The U.S. continues to lead the world in overall R&D spending. Up until the mid-1960s, the Federal government funded most of the outlays. Its share has declined consistently since then and as of 2020, totaled less than 25% of the $713 billion that was spent overall. As a percent of our budget, Federal spending fell from approximately 12% in the 1970s to just 3% today. The private sector has picked up the slack and as of 2020 funded 70% of the total. The nation’s technology titans have most recently led a surge in spending. In 2021, the “Big Five” (Amazon, Apple, Google, Microsoft, and Meta) spent $149 billion on R&D, or roughly 25% of the nation’s total. These funds targeted areas such as robotics, fintech, healthcare, space flight, and cryptocurrencies. Some of these investments will have an immediate impact on productivity, but many are higher risk bets that could take years to pay off.
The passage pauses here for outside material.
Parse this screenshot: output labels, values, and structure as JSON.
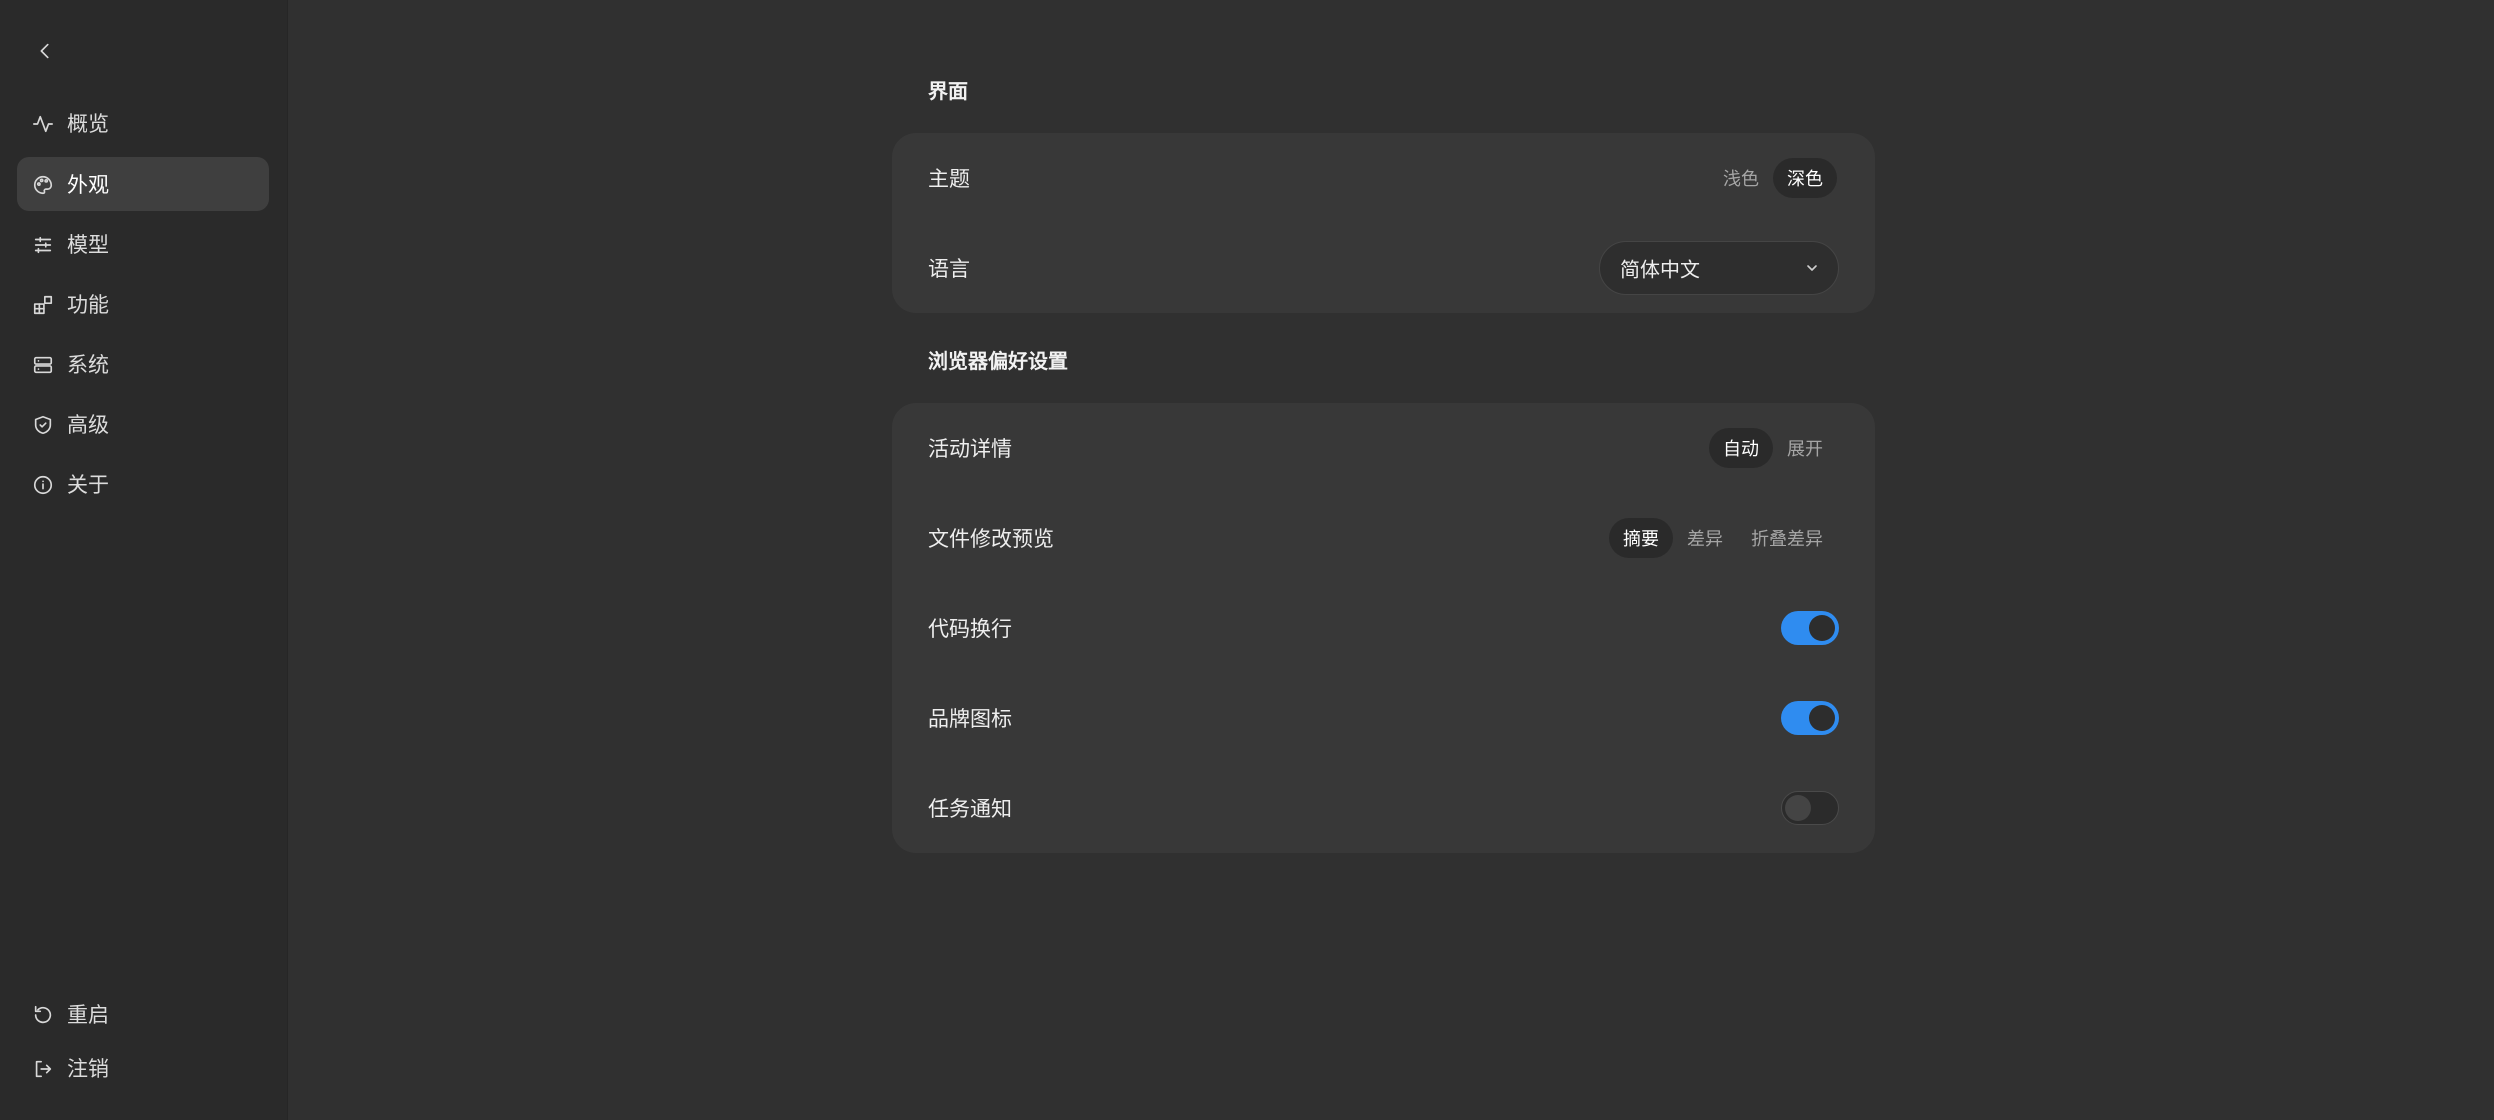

Unfortunately, moving the productivity “needle” is not just about spending more money. Other “inputs,” such as the quality of your workforce are critical to fostering innovations. The World Intellectual Property Organization, an agency of the United Nations, has been examining these inputs and ranking countries on their capacity for, and success in, innovation since 2007 (see Global Innovation Index chart below). Their ranking methodology utilizes over 80 indicators including those relating to human capital, infrastructure, business sophistication, and the strength of existing institutions. “Outputs,” which include the results of innovation (e.g. technology-based products), are also factored into the mix. Not surprisingly, several rich, developed nations including the U.S. top the list. Four Asian economies feature in the top 15, including Singapore (8), China (12), Japan (13), and Hong Kong (14). China has shown some of the most improvement, breaking into the top 15 in 2019. These shifting rankings suggest that while our spot near the top of the list is impressive, it is not secure. The U.S. has key advantages such as the quality of its universities and being home to many of the world’s leading R&D-intensive global companies. But China, which boasts 19 of the top science and technology “clusters,” and a number of other countries are clearly on the move.